Imagine each if your servers actually ran two webservers, say, one for static content and one for dynamic content. Rather than create another metric, just tag the http.hits metric with the server instance. Have your collector send stuff like:

put http.hits 1234567890 34877 host=A webserver=static put http.hits 1234567890 4357 host=A webserver=dynamic put proc.loadavg.1min 1234567890 1.35 host=A

Why do this instead of creating another metric? Well, what if sometimes you care about plotting total HTTP hits and sometimes you care about breaking out static vs. dynamic hits? With a tag, it’s easy. With this new tag, you’ll see a webserver tag appear in the UI when plotting this metric. You can leave it blank and it will aggregate up both values into one plot (according to your Aggregator setting) and you can see the total hits, or you can do webserver=* to break out how much each of your static and dynamic instances are collectively doing across your web servers. You can even go deeper and specify webserver=* and host=* to see the full breakdown.

Guidelines When to Create Metrics

Right now, you cannot combine two metrics into one plot line. This means you want a metric to be the biggest possible aggregation point. If you want to drill down to specifics within a metric, use tags.

Tags vs. Metrics

The metric should be a specific thing, like “Ethernet packets” but not be broken out into a particular instance of a thing. Generally you don’t want to collect a metric like net.bytes.eth0, net.bytes.eth1, etc. Collect net.bytes and tag eth0 datapoints with iface=eth0, etc. Don’t bother creating separate “in” and “out” metrics, either. Add the tag direction=in or direction=out. This way you can easily see the total network activity for a given box without having to plot a bunch of metrics. This still gives you the flexibility to drill down and just show activity for a particular interface, or just a particular direction.

Counters and Rates

If something is a counter, or is naturally something that is a rate, don’t convert it to a rate before sending it to the TSD. There’s two main reasons for this. First, doing your own rate calculation, reset/overflow handling, etc. is silly, since TSD can do it for you. You also don’t have to worry about getting the units-per-second calculation correct based on a slightly inaccurate or changing sample interval.

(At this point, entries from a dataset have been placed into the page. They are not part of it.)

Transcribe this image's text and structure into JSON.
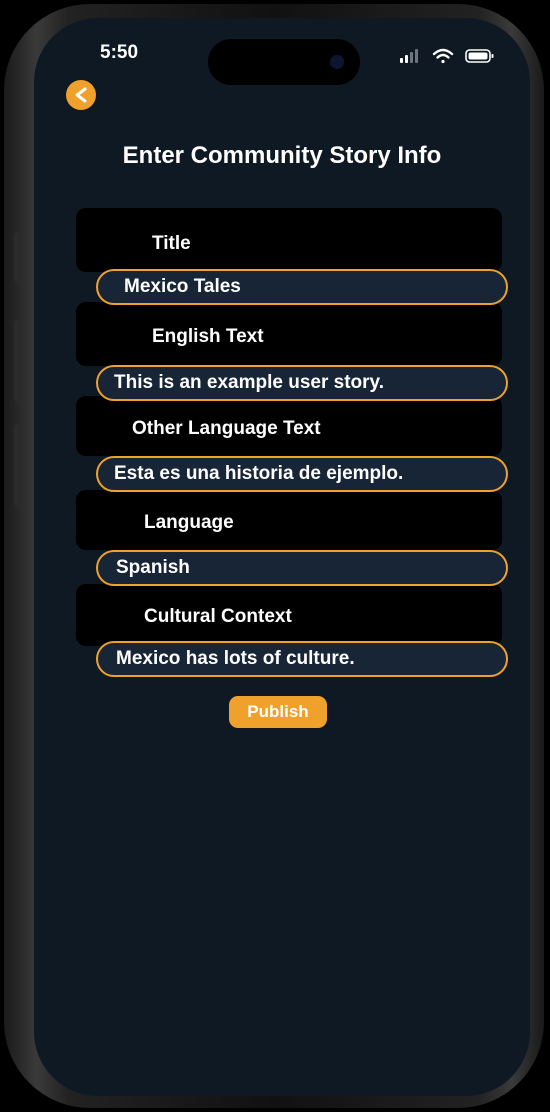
{
  "status_bar": {
    "time": "5:50",
    "signal_icon": "signal-bars-icon",
    "wifi_icon": "wifi-icon",
    "battery_icon": "battery-icon"
  },
  "header": {
    "back_icon": "chevron-left-icon",
    "title": "Enter Community Story Info"
  },
  "form": {
    "fields": [
      {
        "label": "Title",
        "value": "Mexico Tales"
      },
      {
        "label": "English Text",
        "value": "This is an example user story."
      },
      {
        "label": "Other Language Text",
        "value": "Esta es una historia de ejemplo."
      },
      {
        "label": "Language",
        "value": "Spanish"
      },
      {
        "label": "Cultural Context",
        "value": "Mexico has lots of culture."
      }
    ],
    "publish_label": "Publish"
  },
  "colors": {
    "accent": "#f0a12b",
    "background": "#0f1924",
    "input_bg": "#182537",
    "label_block": "#000000"
  }
}
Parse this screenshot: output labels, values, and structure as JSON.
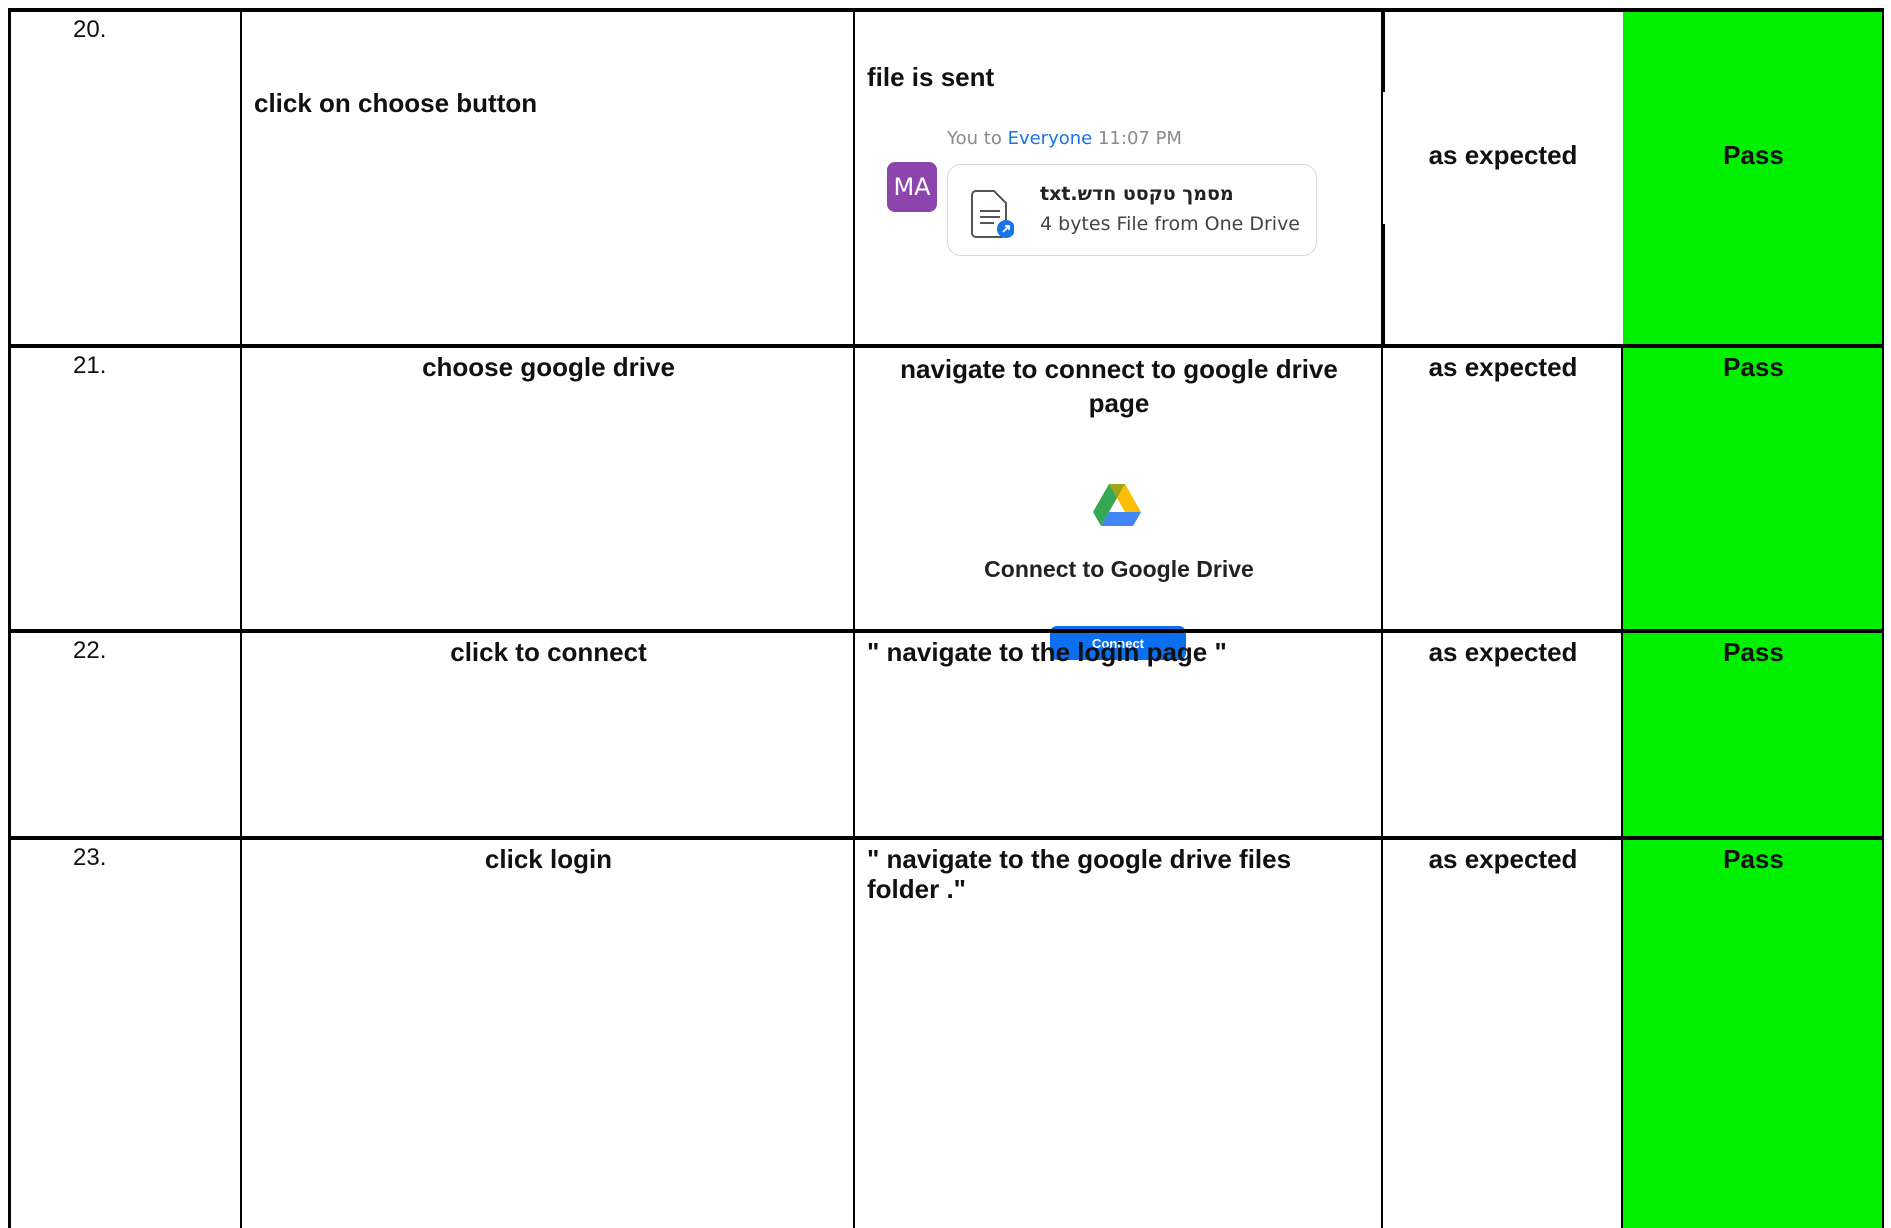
{
  "rows": [
    {
      "num": "20.",
      "step": "click on choose button",
      "expected": "file is sent",
      "actual": "as expected",
      "result": "Pass",
      "chat": {
        "sender": "You",
        "to_word": "to",
        "recipient": "Everyone",
        "time": "11:07 PM",
        "avatar": "MA",
        "file_name": "מסמך טקסט חדש.txt",
        "file_size": "4 bytes",
        "file_source": "File from One Drive",
        "icon": "document-icon"
      }
    },
    {
      "num": "21.",
      "step": "choose google drive",
      "expected": "navigate to connect  to google drive page",
      "actual": "as expected",
      "result": "Pass",
      "gdrive": {
        "title": "Connect to Google Drive",
        "button": "Connect",
        "icon": "google-drive-logo"
      }
    },
    {
      "num": "22.",
      "step": "click to connect",
      "expected": "\" navigate to the login page \"",
      "actual": "as expected",
      "result": "Pass"
    },
    {
      "num": "23.",
      "step": "click login",
      "expected": "\" navigate to the google drive files folder .\"",
      "actual": "as expected",
      "result": "Pass"
    }
  ],
  "colors": {
    "pass_bg": "#00f000",
    "link": "#1a73e8",
    "avatar": "#8e44ad",
    "connect_button": "#0b6ff0"
  }
}
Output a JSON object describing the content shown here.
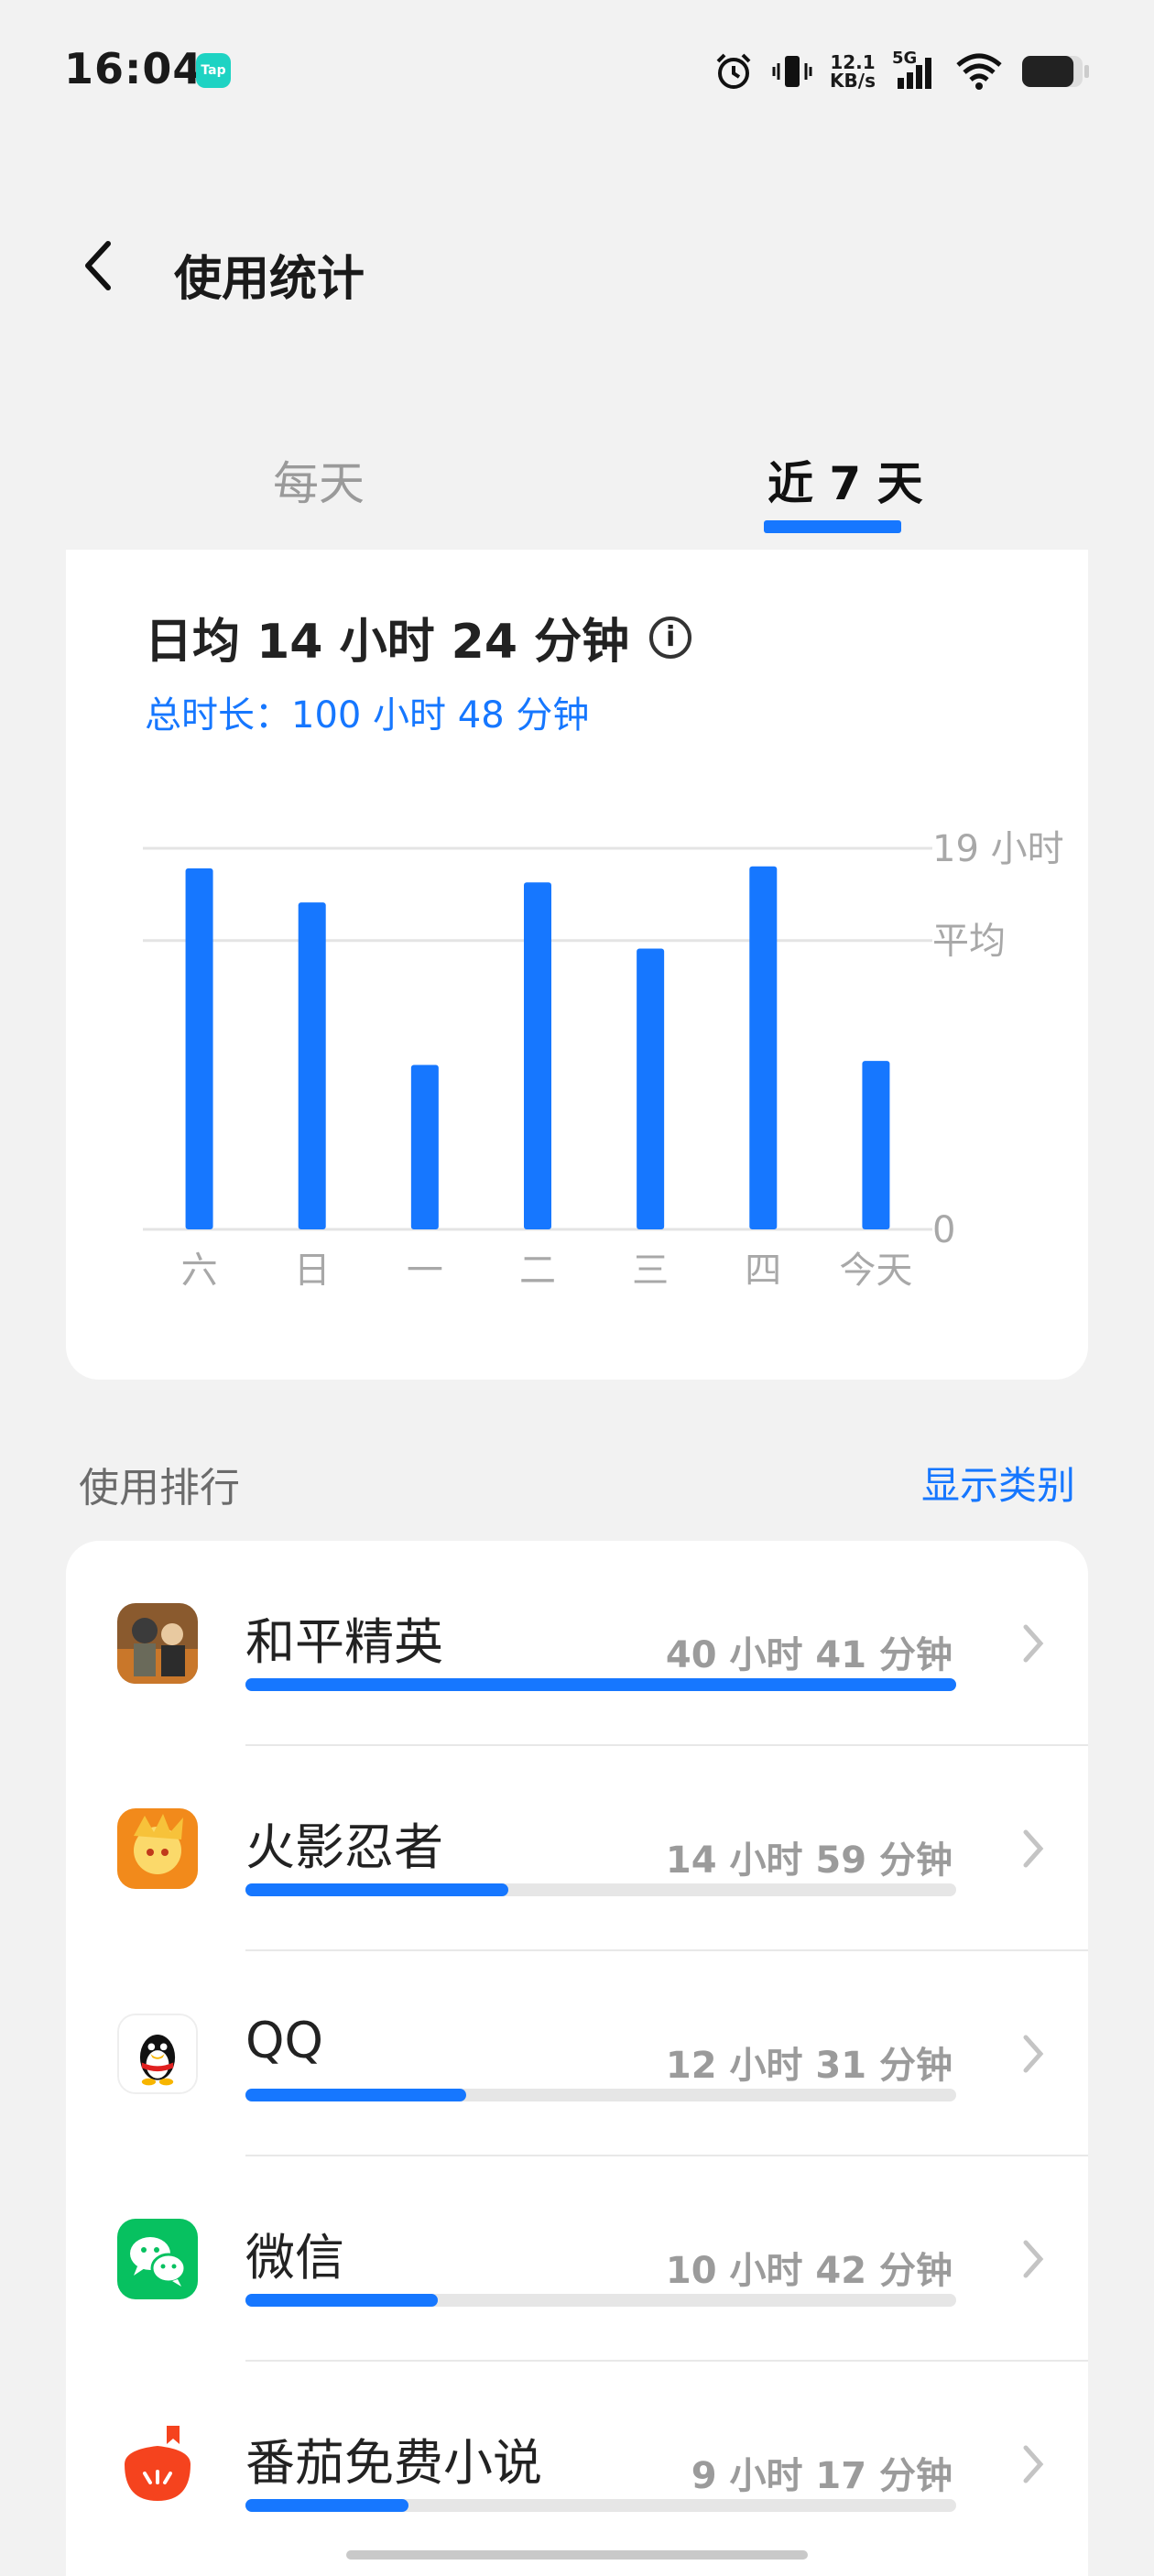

Secondly, if something happens where you lose a datapoint or more, if you are sending the current counter value then you won’t lose data, just resolution of that data. The golden rule in TSD is, if your source data is a counter (some counter out of /proc or SNMP), keep it that way. Don’t convert it. If you’re writing your own collector (say, one that counts how often a particular error message appears in a tail -f of a log), don’t reset your counter every sample interval. Let TSD to do the work for you.

Tags are your Friend

In anything above a small environment, you probably have clusters or groups of machines doing the same thing. Over time these change, though. That’s OK. Just use a tag when you send the data to TSD to pass this cluster info along. Add something like cluster=webserver to all the datapoints being sent from each of your webservers, and cluster=db for all your databases, etc.

Now when you plot CPU activity for your webserver cluster, you see all of them aggregated into one plot. Then let’s say you add a webserver or even change it from a webserver to a database. All you have to do is make sure the right tag gets sent when its role changes, and now that box’s CPU activity gets counted toward the right cluster. What’s more, all of your historical data is still correct! This is the true power of OpenTSDB. Not only do you never lose resolution of your datapoints over time like RRD-based systems, but historical data doesn’t get lost as your boxes shift around. You also don’t have to put a bunch of cluster or grouping awareness logic into your dashboards.

Precisions on Metrics and Tags

The maximum number of tags allowed on a data point is defined by a constant (Const.MAX_NUM_TAGS), which at time of writing is 8. Metric names, tag names and tag values have to be made of alpha numeric characters, dash “-“, underscore “_”, period “.”, and forward slash “/”, as is enforced by the package-private function Tags.validateString.